Rankings of online brokers typically focus on how well the brokers serve stock investors. But what about those of us who are interested only in mutual funds? That's a reasonable question. Consolidating your fund holdings with a single broker makes it a snap to trade funds from a variety of families, monitor your portfolio and report your annual gains and losses to the IRS.
So we've geared this analysis of online brokers toward investors in regular, open-end funds. We scrutinized a dozen brokerages on a broad array of issues important to do-it-yourself fund investors -- from the commissions charged for buying and selling funds to the usefulness of each firm's Web site.
Two online brokers stand out: Muriel Siebert & Co., the firm founded 32 years ago by the first woman to hold a seat on the New York Stock Exchange, and Fidelity Brokerage, a unit of the fund giant. Both firms offer a wide selection of no-load funds, run well-organized Web sites that feature top-notch research and screening tools, and charge few nuisance fees.
In judging the brokers, we gave the most weight to the number of no-load, no-transaction-fee (NTF) funds that the brokers offer and the fees they charge for buying and selling funds that are not part of their NTF programs. We placed a significant amount of emphasis on the total number of no-load funds the brokers offered and the features and friendliness of their Web sites. We also considered -- but placed less emphasis on -- how the brokers invest your uninvested cash, the fees they charge if you sell your funds too quickly and other miscellaneous charges, and any perks the brokers give to high rollers. Here is how Siebert and Fidelity stack up:
Fund availability. With 3,263 funds, Fidelity came in second in the number of no-loads, behind optionsXpress. Siebert, with 2,982 funds, came in fourth (third was Firstrade, with 3,098). Siebert reigned with NTF funds, offering 1,806 no-loads at no charge, followed by Fidelity, with 1,597.

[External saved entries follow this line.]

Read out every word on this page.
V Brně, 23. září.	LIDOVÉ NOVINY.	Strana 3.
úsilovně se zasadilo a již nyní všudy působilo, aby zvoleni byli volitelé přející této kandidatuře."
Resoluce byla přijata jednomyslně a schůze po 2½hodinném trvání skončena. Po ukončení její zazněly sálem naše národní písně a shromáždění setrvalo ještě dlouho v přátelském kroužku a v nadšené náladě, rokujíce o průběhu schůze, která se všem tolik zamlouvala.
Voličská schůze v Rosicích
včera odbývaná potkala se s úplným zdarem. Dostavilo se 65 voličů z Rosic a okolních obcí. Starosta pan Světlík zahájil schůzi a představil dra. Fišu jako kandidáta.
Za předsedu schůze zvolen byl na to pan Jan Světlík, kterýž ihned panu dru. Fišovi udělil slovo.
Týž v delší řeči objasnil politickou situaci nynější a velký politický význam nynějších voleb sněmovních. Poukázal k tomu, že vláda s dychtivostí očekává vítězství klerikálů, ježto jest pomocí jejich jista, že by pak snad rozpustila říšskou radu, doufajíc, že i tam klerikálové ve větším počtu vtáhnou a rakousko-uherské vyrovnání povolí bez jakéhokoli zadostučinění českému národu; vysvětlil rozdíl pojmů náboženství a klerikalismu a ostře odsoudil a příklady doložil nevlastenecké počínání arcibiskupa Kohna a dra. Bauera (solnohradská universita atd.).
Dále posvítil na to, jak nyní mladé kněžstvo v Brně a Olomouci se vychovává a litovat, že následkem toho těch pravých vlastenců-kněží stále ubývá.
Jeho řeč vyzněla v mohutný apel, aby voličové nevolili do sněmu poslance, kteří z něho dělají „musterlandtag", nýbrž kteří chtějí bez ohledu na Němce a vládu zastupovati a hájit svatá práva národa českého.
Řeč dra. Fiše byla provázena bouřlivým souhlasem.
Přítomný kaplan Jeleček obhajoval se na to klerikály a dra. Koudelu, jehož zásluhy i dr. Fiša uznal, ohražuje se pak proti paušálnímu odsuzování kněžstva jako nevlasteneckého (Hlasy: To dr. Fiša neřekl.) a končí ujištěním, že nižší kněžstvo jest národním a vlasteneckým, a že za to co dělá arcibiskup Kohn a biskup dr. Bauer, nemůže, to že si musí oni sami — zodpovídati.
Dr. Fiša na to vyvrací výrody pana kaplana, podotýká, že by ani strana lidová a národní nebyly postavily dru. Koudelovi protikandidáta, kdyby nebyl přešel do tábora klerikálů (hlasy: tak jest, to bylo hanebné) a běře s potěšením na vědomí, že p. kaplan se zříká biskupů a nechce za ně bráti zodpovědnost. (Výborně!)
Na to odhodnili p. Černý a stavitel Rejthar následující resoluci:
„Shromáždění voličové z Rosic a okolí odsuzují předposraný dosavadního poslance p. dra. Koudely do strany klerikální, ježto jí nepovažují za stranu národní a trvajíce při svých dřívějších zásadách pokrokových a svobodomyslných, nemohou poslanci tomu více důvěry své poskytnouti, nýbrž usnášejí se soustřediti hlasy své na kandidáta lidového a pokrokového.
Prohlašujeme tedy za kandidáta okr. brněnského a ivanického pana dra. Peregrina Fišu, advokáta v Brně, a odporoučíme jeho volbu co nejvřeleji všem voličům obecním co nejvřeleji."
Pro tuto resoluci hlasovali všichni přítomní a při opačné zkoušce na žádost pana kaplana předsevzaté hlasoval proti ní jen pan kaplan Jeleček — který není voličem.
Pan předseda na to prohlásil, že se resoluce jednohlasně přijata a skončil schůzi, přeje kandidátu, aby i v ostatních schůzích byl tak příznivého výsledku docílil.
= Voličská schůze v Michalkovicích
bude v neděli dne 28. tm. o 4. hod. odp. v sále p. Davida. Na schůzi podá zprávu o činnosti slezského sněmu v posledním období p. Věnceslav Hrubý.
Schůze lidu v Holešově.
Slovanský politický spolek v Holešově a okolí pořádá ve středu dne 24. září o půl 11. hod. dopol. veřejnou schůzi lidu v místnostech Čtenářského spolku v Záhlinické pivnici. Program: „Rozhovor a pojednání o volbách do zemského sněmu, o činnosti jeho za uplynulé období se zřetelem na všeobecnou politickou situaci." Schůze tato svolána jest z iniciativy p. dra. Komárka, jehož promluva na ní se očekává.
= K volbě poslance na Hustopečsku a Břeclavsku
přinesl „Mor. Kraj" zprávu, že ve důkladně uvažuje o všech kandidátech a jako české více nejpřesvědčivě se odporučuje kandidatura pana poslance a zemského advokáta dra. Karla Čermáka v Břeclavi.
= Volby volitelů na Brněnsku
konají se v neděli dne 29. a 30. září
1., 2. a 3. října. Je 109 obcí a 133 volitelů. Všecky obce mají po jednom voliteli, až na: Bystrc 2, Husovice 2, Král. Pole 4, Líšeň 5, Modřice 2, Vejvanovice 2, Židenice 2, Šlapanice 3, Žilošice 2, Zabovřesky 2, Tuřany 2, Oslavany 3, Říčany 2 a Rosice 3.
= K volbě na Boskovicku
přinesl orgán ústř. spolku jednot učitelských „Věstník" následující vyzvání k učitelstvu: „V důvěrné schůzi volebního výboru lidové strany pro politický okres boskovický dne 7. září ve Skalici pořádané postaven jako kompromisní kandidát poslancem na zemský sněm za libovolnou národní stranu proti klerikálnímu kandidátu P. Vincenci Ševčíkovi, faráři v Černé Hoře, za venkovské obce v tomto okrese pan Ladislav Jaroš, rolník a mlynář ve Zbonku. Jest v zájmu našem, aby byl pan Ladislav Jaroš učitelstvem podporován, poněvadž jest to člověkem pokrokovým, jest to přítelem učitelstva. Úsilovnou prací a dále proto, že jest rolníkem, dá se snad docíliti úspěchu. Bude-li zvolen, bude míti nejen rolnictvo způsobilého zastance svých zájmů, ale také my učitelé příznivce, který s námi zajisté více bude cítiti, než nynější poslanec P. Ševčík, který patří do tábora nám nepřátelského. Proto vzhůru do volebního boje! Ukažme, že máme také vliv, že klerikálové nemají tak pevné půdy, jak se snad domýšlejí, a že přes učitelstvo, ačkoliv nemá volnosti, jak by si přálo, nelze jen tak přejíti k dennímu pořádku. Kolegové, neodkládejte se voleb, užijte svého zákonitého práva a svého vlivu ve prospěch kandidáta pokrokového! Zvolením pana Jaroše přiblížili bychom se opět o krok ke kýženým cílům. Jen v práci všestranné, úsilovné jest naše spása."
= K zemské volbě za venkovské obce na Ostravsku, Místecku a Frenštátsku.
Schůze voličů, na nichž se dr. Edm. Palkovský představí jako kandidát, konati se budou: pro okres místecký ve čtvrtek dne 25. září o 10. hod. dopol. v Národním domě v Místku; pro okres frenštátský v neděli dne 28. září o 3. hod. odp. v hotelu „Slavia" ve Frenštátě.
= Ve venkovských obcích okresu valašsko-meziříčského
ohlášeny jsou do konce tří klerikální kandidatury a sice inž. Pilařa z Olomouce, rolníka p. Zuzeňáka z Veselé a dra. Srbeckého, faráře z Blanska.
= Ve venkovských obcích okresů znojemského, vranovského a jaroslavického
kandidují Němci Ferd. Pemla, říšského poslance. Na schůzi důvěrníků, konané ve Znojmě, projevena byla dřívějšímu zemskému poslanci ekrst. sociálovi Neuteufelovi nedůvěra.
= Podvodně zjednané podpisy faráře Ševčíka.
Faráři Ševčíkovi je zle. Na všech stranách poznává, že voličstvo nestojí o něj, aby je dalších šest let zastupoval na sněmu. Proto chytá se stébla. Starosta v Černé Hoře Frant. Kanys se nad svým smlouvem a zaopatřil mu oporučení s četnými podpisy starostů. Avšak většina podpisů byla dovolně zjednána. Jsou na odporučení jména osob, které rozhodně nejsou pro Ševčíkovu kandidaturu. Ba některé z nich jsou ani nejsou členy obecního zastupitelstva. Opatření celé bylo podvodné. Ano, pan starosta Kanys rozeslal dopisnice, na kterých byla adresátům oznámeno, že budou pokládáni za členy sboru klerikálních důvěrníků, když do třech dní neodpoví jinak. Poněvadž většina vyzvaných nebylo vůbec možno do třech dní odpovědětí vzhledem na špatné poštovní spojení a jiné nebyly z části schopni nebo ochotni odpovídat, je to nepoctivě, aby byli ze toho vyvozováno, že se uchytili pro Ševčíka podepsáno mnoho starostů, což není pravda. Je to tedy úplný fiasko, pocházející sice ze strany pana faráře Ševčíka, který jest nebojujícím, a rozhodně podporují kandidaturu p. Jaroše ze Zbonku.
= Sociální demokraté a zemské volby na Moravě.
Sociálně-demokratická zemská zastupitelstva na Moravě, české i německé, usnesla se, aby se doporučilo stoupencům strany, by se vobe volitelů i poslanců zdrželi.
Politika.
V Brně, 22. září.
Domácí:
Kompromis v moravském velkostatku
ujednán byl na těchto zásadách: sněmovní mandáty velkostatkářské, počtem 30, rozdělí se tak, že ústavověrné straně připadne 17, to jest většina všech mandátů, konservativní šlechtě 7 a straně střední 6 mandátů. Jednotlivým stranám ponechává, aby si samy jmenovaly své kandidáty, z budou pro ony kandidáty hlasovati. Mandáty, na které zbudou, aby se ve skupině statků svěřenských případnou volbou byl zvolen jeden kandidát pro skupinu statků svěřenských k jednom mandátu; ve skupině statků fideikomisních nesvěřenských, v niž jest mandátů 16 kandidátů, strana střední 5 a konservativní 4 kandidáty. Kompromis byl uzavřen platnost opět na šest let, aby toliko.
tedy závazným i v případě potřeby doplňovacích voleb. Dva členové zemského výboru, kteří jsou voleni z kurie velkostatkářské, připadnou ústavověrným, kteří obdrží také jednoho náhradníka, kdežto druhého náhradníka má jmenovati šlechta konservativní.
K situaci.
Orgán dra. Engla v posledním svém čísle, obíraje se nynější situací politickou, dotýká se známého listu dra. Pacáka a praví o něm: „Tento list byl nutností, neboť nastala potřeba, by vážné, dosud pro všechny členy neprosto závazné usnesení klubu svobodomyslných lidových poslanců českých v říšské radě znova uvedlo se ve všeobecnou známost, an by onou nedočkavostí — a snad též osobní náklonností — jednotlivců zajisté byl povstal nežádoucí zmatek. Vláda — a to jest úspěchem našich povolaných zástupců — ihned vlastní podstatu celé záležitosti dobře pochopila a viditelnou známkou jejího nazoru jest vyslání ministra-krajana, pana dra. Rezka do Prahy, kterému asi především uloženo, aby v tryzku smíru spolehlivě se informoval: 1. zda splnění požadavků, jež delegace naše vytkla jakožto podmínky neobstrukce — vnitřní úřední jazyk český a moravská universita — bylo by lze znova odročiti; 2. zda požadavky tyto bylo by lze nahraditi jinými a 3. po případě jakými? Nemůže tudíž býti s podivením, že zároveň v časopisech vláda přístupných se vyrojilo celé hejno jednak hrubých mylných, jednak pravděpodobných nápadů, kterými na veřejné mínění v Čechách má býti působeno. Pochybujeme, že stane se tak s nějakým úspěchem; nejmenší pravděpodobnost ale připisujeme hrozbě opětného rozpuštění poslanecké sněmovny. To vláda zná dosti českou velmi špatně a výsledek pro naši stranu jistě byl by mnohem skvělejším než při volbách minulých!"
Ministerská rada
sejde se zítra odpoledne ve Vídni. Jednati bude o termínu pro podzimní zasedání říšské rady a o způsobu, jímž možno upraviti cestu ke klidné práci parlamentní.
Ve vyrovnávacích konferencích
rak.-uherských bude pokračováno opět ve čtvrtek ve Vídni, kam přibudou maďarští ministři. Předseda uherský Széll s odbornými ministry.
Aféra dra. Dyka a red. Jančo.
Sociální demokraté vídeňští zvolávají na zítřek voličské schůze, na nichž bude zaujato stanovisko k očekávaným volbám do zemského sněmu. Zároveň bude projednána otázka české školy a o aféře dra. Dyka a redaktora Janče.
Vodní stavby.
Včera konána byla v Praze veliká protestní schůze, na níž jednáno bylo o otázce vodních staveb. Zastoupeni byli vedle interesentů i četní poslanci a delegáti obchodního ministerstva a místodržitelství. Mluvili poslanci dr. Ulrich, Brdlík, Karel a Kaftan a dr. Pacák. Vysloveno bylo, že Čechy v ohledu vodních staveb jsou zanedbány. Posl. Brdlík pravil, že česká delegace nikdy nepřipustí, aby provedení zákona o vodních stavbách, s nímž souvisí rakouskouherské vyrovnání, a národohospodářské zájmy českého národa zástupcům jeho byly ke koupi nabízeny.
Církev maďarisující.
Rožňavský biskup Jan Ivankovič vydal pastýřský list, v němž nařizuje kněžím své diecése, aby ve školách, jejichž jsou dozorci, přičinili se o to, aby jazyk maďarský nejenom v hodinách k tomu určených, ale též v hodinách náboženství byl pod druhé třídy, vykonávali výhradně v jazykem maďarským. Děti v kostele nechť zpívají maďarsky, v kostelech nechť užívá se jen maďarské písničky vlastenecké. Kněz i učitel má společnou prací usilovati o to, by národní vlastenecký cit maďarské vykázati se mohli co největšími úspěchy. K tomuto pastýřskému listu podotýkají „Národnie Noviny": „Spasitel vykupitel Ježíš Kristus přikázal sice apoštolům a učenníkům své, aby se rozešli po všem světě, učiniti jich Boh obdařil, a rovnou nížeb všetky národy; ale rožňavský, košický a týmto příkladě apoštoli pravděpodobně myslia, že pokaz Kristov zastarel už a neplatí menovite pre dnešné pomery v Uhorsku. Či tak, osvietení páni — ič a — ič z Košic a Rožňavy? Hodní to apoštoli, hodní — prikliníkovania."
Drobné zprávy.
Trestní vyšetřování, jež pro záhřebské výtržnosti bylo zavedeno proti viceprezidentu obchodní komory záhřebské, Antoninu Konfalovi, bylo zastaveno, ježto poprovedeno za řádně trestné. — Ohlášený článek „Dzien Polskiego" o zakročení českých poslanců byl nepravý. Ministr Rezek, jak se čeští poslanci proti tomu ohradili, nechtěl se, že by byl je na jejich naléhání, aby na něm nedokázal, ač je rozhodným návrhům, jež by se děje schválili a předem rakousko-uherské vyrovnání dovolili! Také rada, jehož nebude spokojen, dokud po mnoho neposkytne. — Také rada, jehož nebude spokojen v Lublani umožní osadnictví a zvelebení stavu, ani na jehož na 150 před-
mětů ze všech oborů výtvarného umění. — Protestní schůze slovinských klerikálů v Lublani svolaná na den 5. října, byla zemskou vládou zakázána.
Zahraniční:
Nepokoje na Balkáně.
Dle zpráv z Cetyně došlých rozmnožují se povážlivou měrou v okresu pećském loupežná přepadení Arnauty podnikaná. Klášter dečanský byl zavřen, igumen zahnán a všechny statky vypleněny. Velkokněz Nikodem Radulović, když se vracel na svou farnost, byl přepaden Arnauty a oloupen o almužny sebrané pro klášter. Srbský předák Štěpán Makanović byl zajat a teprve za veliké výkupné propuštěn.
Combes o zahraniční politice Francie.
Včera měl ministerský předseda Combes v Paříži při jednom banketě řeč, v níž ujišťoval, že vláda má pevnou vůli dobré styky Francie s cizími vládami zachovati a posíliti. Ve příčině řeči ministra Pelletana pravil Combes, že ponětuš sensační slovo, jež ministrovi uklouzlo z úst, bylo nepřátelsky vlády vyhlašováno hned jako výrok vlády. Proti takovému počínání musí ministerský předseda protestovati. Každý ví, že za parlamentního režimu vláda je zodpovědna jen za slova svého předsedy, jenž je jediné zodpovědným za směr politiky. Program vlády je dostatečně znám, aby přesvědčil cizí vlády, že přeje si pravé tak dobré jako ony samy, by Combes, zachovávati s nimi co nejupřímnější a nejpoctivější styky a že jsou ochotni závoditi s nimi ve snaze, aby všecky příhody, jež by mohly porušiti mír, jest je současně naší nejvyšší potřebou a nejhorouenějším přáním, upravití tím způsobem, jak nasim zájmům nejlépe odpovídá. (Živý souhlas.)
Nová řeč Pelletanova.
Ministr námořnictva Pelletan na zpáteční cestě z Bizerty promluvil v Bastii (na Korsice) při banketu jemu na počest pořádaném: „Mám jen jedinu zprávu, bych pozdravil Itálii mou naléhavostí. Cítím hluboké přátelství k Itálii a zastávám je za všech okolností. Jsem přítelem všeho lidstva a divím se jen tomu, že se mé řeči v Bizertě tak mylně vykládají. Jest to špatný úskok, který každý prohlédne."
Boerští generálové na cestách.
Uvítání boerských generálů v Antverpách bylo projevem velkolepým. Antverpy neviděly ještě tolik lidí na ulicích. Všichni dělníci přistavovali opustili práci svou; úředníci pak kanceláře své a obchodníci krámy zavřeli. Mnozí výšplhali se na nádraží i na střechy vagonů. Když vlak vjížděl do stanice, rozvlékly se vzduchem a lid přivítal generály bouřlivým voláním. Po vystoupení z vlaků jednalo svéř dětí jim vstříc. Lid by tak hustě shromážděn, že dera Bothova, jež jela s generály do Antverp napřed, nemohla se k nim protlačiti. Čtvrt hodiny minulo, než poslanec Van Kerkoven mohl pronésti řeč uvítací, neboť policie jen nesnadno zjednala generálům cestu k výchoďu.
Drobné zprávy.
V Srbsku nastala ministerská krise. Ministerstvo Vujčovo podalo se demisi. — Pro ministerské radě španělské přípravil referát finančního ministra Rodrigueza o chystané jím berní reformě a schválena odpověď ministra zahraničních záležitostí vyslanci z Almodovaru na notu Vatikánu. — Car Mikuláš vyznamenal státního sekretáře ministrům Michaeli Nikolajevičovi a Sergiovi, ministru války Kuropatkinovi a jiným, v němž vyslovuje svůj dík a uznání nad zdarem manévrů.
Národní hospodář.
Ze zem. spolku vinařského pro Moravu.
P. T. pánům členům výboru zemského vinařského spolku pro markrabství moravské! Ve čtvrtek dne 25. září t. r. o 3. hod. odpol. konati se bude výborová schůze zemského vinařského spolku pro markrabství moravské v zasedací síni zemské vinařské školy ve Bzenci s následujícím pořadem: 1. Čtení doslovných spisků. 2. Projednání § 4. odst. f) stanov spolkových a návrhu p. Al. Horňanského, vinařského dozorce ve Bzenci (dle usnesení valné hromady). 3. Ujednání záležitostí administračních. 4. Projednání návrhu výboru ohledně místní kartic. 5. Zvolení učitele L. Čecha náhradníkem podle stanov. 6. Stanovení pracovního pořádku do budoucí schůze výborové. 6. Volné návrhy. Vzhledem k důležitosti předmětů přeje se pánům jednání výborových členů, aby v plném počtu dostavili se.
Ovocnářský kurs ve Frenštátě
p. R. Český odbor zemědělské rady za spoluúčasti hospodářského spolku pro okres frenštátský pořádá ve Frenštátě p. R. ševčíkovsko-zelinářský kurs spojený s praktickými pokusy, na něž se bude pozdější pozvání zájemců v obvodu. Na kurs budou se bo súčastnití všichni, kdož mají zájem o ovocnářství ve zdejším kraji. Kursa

Fees for non-NTF funds. Fidelity and Siebert are in the middle here. At Siebert, you'll pay $35 to buy or to sell. Fidelity charges $75 to buy but nothing to sell. That's a better deal than to buy or sell at Schwab and TD Ameritrade, which charge $50 either way.
Other fees. Most brokers charge if you sell too quickly. Siebert is about average, charging $35 if you sell within 90 days. But Fidelity falls into the investor-unfriendly group, charging $75 if you sell within 180 days (this fee doesn't apply to Fidelity's own funds). As for other fees, Fidelity and Siebert rock: Neither levies annual fees, inactivity fees or fees for transferring your account to another broker. Except for Scottrade, all the brokers in our survey charge at least one such pesky fee.
Investing your cash. The better brokers -- Siebert among them -- automatically sweep your cash into a decent-yielding money-market fund. Fidelity gets a middling score because it requires investors to opt for a money-market fund; otherwise, cash goes into an interest-bearing account. We gave the least credit to firms that don't offer a money-market fund at all (Scottrade), or impose restrictions (Schwab and Wells Fargo).
Web sites. Because you interact with your online broker mostly online, we put considerable emphasis on each Web site's presentation and its tools for researching and screening funds. Both Fidelity and Siebert rank in the top tier. We were impressed with Fidelity's fund screener, which allows you to screen by performance and Morningstar ratings, among other criteria. The well-organized site also makes it easy to compare funds (as many as five at a time). Siebert offers Morningstar profiles and countless ways to compare funds based on factors such as volatility and performance relative to an index.
Perks for big customers. Again, both Fidelity and Siebert are at the top. Siebert is willing to negotiate lower charges, including fees for non-NTF funds, for clients with large accounts or who trade frequently. At Fidelity, customers with more than $100,000 get priority call routing and free consultations. Those with household balances of more than $1 million get their own account executive.